The game that, according to our featured critic of the day, is a combination of The Sims and Animal Crossing, has generated plenty of controversy. Many have gotten into a snit concerning the impossibility of having a same-sex relationship in the game, but we’re not interested in the politically correct or social ramifications of the game.
What we’re interested in is the exquisite review penned by Kill Screen’s David Wolinsky, who tackles the nuts and bolts of the game by infusing some philosophy and psychology into the analysis. We appreciate the effort and the discerning gamer will, too.
Why We Like It:
— When a game makes an albeit charming, laid-back approach to reality, a critic should adopt the appropriate tone. That’s precisely what we get here; an evaluation that’s a little tongue-in-cheek, a little serious, and a lot of fun.

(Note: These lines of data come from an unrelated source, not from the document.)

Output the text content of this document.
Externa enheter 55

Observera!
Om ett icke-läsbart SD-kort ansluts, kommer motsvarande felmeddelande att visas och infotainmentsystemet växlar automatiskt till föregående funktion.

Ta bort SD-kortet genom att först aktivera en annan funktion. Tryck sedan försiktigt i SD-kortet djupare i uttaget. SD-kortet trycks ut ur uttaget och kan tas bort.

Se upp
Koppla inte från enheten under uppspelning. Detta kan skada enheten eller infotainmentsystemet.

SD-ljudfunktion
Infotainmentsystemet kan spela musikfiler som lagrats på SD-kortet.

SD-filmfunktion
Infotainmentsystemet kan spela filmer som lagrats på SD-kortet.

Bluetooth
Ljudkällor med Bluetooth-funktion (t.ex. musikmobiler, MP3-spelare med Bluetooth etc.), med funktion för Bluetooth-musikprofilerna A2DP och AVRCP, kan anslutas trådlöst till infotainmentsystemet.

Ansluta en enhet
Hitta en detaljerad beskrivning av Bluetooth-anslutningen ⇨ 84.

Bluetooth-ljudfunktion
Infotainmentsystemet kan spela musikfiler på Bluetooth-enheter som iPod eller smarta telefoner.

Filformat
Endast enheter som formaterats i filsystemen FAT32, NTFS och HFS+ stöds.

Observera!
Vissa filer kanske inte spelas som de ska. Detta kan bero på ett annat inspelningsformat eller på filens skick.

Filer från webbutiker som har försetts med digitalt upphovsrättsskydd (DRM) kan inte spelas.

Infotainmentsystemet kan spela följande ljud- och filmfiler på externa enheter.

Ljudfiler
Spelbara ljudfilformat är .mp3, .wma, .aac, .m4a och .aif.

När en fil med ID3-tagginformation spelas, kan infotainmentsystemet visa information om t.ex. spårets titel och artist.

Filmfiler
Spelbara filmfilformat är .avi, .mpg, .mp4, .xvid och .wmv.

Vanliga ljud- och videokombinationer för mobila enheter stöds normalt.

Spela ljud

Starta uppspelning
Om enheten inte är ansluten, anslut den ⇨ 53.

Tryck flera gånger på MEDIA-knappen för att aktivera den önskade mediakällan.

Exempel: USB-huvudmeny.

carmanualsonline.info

— Focuses on the core of the gameplay experience. Any critic that delves beneath to get to the root of the matter has our attention. Bottom line: Tomodachi Life isn’t quite so “unlimited” as advertised.
— Throughout, the reader finds intelligent, compelling writing. Some critics have a great intro or a finisher, or they shine for a brief moment when tackling a personally emotional element. But this critic shows a veteran touch by producing a review that’s top-quality from beginning to end.